FYI. I released the images at New pre-built vLLM Docker Images for NVIDIA DGX Spark ; I don’t think GLM-4.7-Flash works on the latest image, but I was planning to release a new version tomorrow coinciding with pytorch 2.10 release. I don’t think vllm 0.14.0 release will work; I think a key commit came in right after the 0.14.0 release–but I might include it in the updated vllm 0.14.0 release image tomorrow given that GLM-4.7-Flash is pretty key…
vLLM 0.14.0 was just released. I’m trying to set it up with Docker compose, but it keeps telling me that at least one -cc argument is expected. Can’t seem to figure this one out after multiple iterations. Anyone else tried?
now that I could access pytorch repos again without flaws, I could test it with eugr’s Docker build. It works - you only need to update transformers to v5.0.0.
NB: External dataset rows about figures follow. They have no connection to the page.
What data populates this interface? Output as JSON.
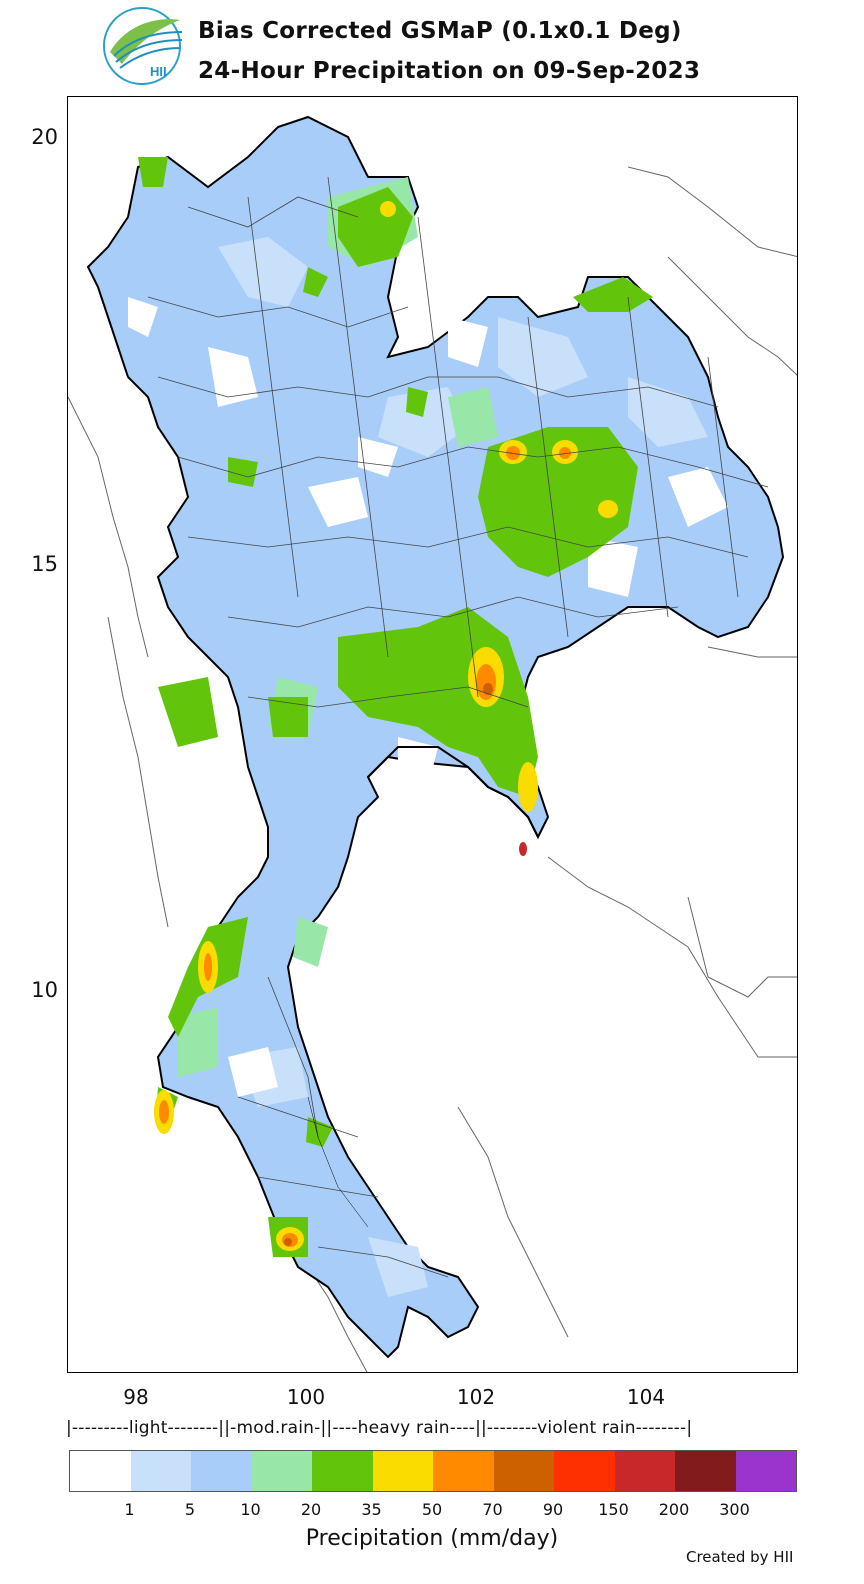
{
  "header": {
    "title_line1": "Bias Corrected GSMaP (0.1x0.1 Deg)",
    "title_line2": "24-Hour Precipitation on 09-Sep-2023",
    "logo_text": "HII"
  },
  "axes": {
    "y_ticks": [
      "20",
      "15",
      "10"
    ],
    "x_ticks": [
      "98",
      "100",
      "102",
      "104"
    ]
  },
  "legend": {
    "category_line": "|---------light--------||-mod.rain-||----heavy rain----||--------violent rain--------|",
    "colors": [
      "#ffffff",
      "#c8e0fa",
      "#a9cdf9",
      "#98e6a8",
      "#62c50c",
      "#fadc00",
      "#ff8a00",
      "#cd6100",
      "#ff3000",
      "#c8282a",
      "#821c1c",
      "#9a34cc"
    ],
    "tick_labels": [
      "1",
      "5",
      "10",
      "20",
      "35",
      "50",
      "70",
      "90",
      "150",
      "200",
      "300"
    ],
    "axis_label": "Precipitation (mm/day)"
  },
  "footer": {
    "credit": "Created by HII"
  }
}
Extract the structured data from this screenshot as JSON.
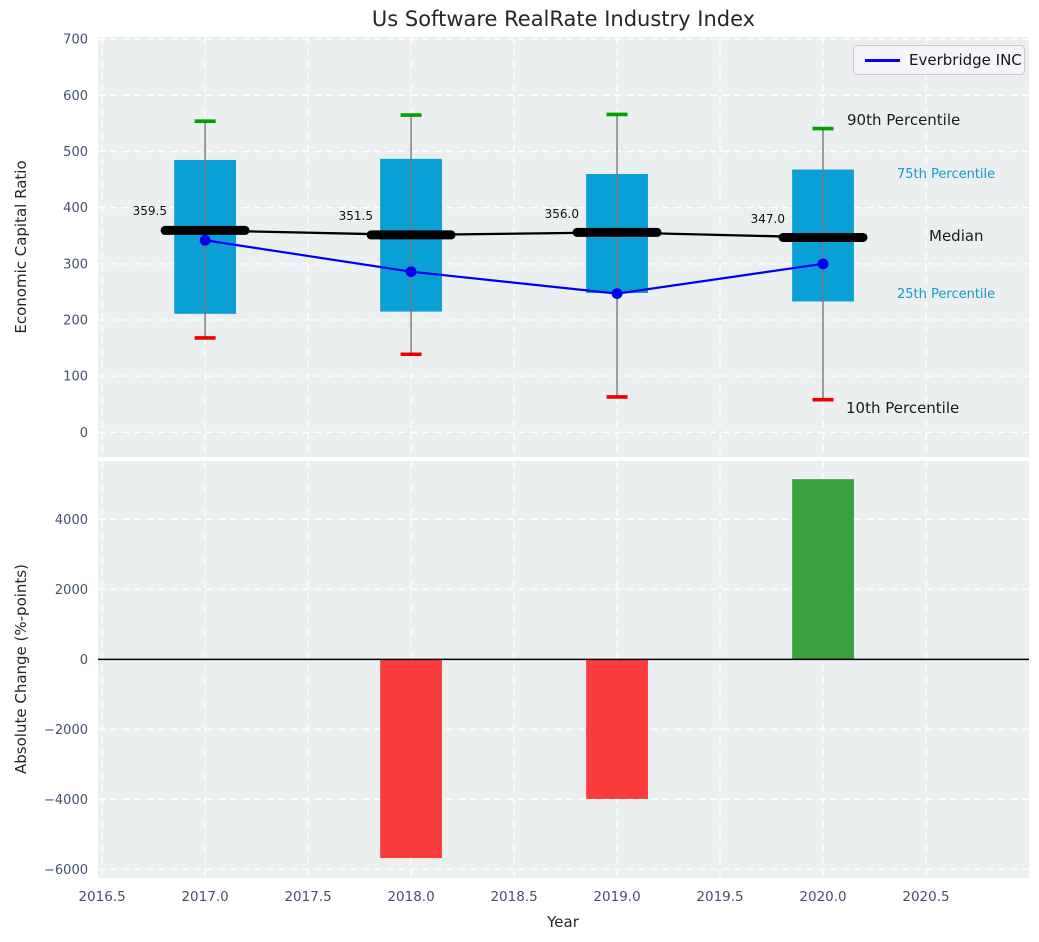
{
  "title": "Us Software RealRate Industry Index",
  "legend": {
    "label": "Everbridge INC"
  },
  "axes": {
    "top_ylabel": "Economic Capital Ratio",
    "bottom_ylabel": "Absolute Change (%-points)",
    "xlabel": "Year"
  },
  "colors": {
    "panel_bg": "#ebeff0",
    "grid": "#ffffff",
    "box_fill": "#09a0d6",
    "whisker": "#777777",
    "cap_top_green": "#00a000",
    "cap_bottom_red": "#ee0000",
    "median_black": "#000000",
    "company_line_blue": "#0000ee",
    "bar_negative_red": "#fb3c3c",
    "bar_positive_green": "#3aa03c",
    "tick_label": "#42516d",
    "percentile_cyan": "#149bc9"
  },
  "chart_data": [
    {
      "type": "boxplot_with_line",
      "panel": "top",
      "title": "Us Software RealRate Industry Index",
      "ylabel": "Economic Capital Ratio",
      "ylim": [
        -44,
        704
      ],
      "grid": true,
      "legend_position": "upper right",
      "yticks": [
        {
          "v": 0,
          "label": "0"
        },
        {
          "v": 100,
          "label": "100"
        },
        {
          "v": 200,
          "label": "200"
        },
        {
          "v": 300,
          "label": "300"
        },
        {
          "v": 400,
          "label": "400"
        },
        {
          "v": 500,
          "label": "500"
        },
        {
          "v": 600,
          "label": "600"
        },
        {
          "v": 700,
          "label": "700"
        }
      ],
      "categories_years": [
        2017,
        2018,
        2019,
        2020
      ],
      "boxes": [
        {
          "year": 2017,
          "p10": 168,
          "p25": 211,
          "median": 359.5,
          "p75": 485,
          "p90": 554,
          "median_label": "359.5"
        },
        {
          "year": 2018,
          "p10": 139,
          "p25": 215,
          "median": 351.5,
          "p75": 487,
          "p90": 565,
          "median_label": "351.5"
        },
        {
          "year": 2019,
          "p10": 63,
          "p25": 248,
          "median": 356.0,
          "p75": 460,
          "p90": 566,
          "median_label": "356.0"
        },
        {
          "year": 2020,
          "p10": 58,
          "p25": 233,
          "median": 347.0,
          "p75": 468,
          "p90": 541,
          "median_label": "347.0"
        }
      ],
      "series": [
        {
          "name": "Everbridge INC",
          "x": [
            2017,
            2018,
            2019,
            2020
          ],
          "values": [
            342,
            286,
            247,
            300
          ]
        }
      ],
      "annotations": [
        {
          "text": "90th Percentile",
          "style": "black_large"
        },
        {
          "text": "75th Percentile",
          "style": "cyan_small"
        },
        {
          "text": "Median",
          "style": "black_large"
        },
        {
          "text": "25th Percentile",
          "style": "cyan_small"
        },
        {
          "text": "10th Percentile",
          "style": "black_large"
        }
      ]
    },
    {
      "type": "bar",
      "panel": "bottom",
      "xlabel": "Year",
      "ylabel": "Absolute Change (%-points)",
      "ylim": [
        -6250,
        5670
      ],
      "xlim": [
        2016.48,
        2021.0
      ],
      "grid": true,
      "yticks": [
        {
          "v": -6000,
          "label": "−6000"
        },
        {
          "v": -4000,
          "label": "−4000"
        },
        {
          "v": -2000,
          "label": "−2000"
        },
        {
          "v": 0,
          "label": "0"
        },
        {
          "v": 2000,
          "label": "2000"
        },
        {
          "v": 4000,
          "label": "4000"
        }
      ],
      "xticks": [
        {
          "v": 2016.5,
          "label": "2016.5"
        },
        {
          "v": 2017.0,
          "label": "2017.0"
        },
        {
          "v": 2017.5,
          "label": "2017.5"
        },
        {
          "v": 2018.0,
          "label": "2018.0"
        },
        {
          "v": 2018.5,
          "label": "2018.5"
        },
        {
          "v": 2019.0,
          "label": "2019.0"
        },
        {
          "v": 2019.5,
          "label": "2019.5"
        },
        {
          "v": 2020.0,
          "label": "2020.0"
        },
        {
          "v": 2020.5,
          "label": "2020.5"
        }
      ],
      "bars": [
        {
          "year": 2018,
          "value": -5680,
          "color": "negative"
        },
        {
          "year": 2019,
          "value": -3990,
          "color": "negative"
        },
        {
          "year": 2020,
          "value": 5150,
          "color": "positive"
        }
      ]
    }
  ]
}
Released updated docker container images, so hopefully that could help / be another alternative. I’d still recommend eugr’s repo for people that need a new version on a daily basis (or need the newest commit at any given point), etc. I’m trying to be somewhere in-between a nightly build and NVIDIA’s more conservative releases.
There is a new version of the Unsloth GGUF model with a looping and poor output fix:
And there is a NVFP4 version with updated KV cache fixes. You can use 200K context with just 10gb of ram.
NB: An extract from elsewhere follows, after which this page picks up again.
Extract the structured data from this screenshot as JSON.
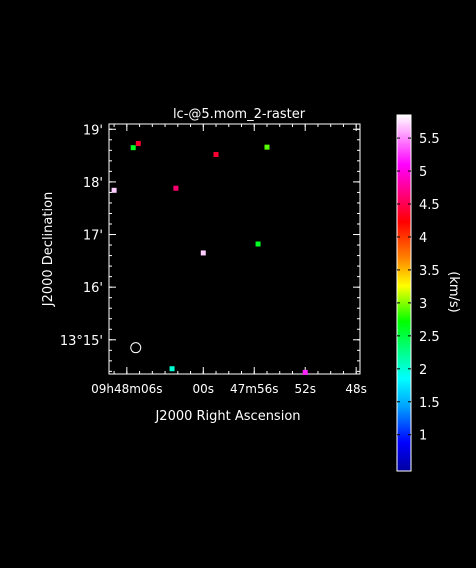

When I combine the unsloth version + the llama.cpp Flash Attention git branch fix, the GLM 4.7 Flash token generation inference speed starts out at ~61 tk/s, tapering down to 57 tk/s at 5k tokens!
Sorry guys, I am quite new to the Spark ecosystem. Did anyone successfully get it to run with NVFP4 on vllm already? Its quite confusing to know what i need to compile / package myself regarding triton kernels, vllm, transformers 5.0 etc.
would be happy about any pointers. Only got the q8 gguf to run on llama with like 30 t/s which was a little underwhelming but maybe missed the flash attention git branch
I created a PR for eugr/spark-vllm-docker which allowed me to run GLM-4.7-Flash-NVFP4 on my DGX Spark. Dislaimer: I only got plain decode (no tools): ~35–45 tokens/s and tool calling / reasoning enabled: ~15–25 tokens/s but at least i got it running on vLLM this way.
I’ve also updated: New pre-built vLLM Docker Images for NVIDIA DGX Spark - #7 by dbsci to include the necessary patch, so the scitrera/dgx-spark-vllm:0.14.0-t5 container image should be OK to use for GLM-4.7-Flash. Note that I have not specifically tested the NVFP4 quant, so any feedback on that is welcome.
I’m currently downloading that NVFP4 model to test your mod. But just wanted to mention, that since NVFP4 support is still not great on Spark, I think AWQ models will work much better. Also, FP8 version if/when it comes out will be pretty fast as well.
Since it’s 3B active parameters model, I’d expect something around 80 t/s for AWQ 4-bit and around 50 t/s for FP8 version.